Em agosto, ao começar a julgar o caso, cinco ministros votaram pela derrubada da lei nacional, porém, seriam necessários seis votos para que a norma fosse considerada inconstitucional. Dessa forma, o resultado do julgamento provocou um vácuo jurídico e o uso do amianto ficaria proibido nos estados onde a substância já foi vetada, como em São Paulo, Rio de Janeiro e Rio Grande do Sul, mas permitida onde não há lei específica sobre o caso, como em Goiás, por exemplo, onde está localizada uma das principais minas de amianto, em Minaçu.

De acordo com o Ministério Público do Trabalho (MPT) e outras entidades que defendem o banimento do amianto, apesar dos benefícios da substância para a economia nacional – geração de empregos, exportação, barateamento de materiais de construção -, estudos comprovam que a substância é cancerígena e causa danos ao meio ambiente.

2) A Eternit deixará de usar amianto

Após muitos anos de discussões judiciais sobre a questão do amianto, a Eternit sucumbiu às exigências do mercado e vai suspender, até o fim de 2018, o uso da matéria-prima na fabricação de qualquer produto.
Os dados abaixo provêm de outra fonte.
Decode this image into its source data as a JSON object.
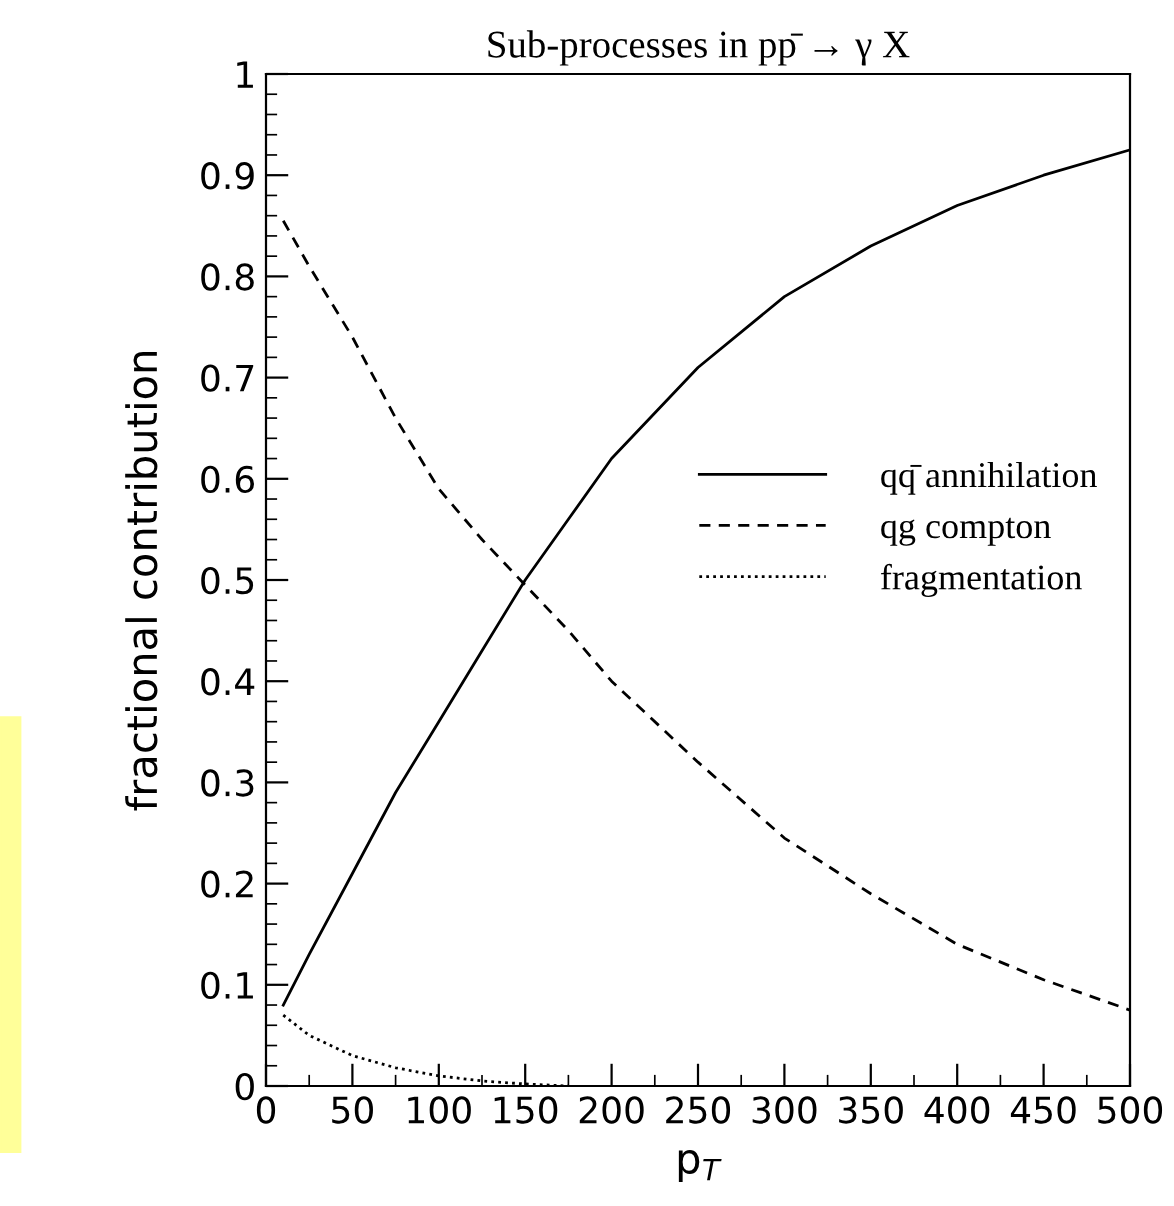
{
  "chart_data": {
    "type": "line",
    "title": "Sub-processes in pp̄ → γ X",
    "xlabel": "p$_{T}$",
    "ylabel": "fractional contribution",
    "xlim": [
      0,
      500
    ],
    "ylim": [
      0,
      1
    ],
    "xticks": [
      0,
      50,
      100,
      150,
      200,
      250,
      300,
      350,
      400,
      450,
      500
    ],
    "yticks": [
      0,
      0.1,
      0.2,
      0.3,
      0.4,
      0.5,
      0.6,
      0.7,
      0.8,
      0.9,
      1
    ],
    "grid": false,
    "legend": "right",
    "marker": "none",
    "series": [
      {
        "name": "qq̄ annihilation",
        "color": "#000000",
        "line_style": "solid",
        "x": [
          10,
          25,
          50,
          75,
          100,
          125,
          150,
          175,
          200,
          250,
          300,
          350,
          400,
          450,
          500
        ],
        "values": [
          0.08,
          0.13,
          0.21,
          0.29,
          0.36,
          0.43,
          0.5,
          0.56,
          0.62,
          0.71,
          0.78,
          0.83,
          0.87,
          0.9,
          0.925
        ]
      },
      {
        "name": "qg compton",
        "color": "#000000",
        "line_style": "dashed",
        "x": [
          10,
          25,
          50,
          75,
          100,
          125,
          150,
          175,
          200,
          250,
          300,
          350,
          400,
          450,
          500
        ],
        "values": [
          0.855,
          0.81,
          0.74,
          0.66,
          0.59,
          0.54,
          0.495,
          0.45,
          0.4,
          0.32,
          0.245,
          0.19,
          0.14,
          0.105,
          0.075
        ]
      },
      {
        "name": "fragmentation",
        "color": "#000000",
        "line_style": "dotted",
        "x": [
          10,
          25,
          50,
          75,
          100,
          125,
          150,
          175
        ],
        "values": [
          0.07,
          0.05,
          0.03,
          0.018,
          0.01,
          0.005,
          0.002,
          0.0
        ]
      }
    ]
  }
}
Até dezembro do próximo ano, toda a produção de telhas de fibrocimento da empresa utilizará matéria-prima sintética, o polipropileno.
“Entendemos que o mercado não quer mais consumir produtos com amianto”, afirma o presidente da companhia, Luís Augusto Barbosa.

A tendência de substituição do amianto é irreversível, na avaliação do executivo. “Embora eu tenha absoluta convicção de que, da maneira como é utilizado hoje, o amianto não oferece risco à saúde da população e dos operadores, nem ambiental, seria uma insistência em vão, pois é algo que a sociedade não quer”, diz Barbosa.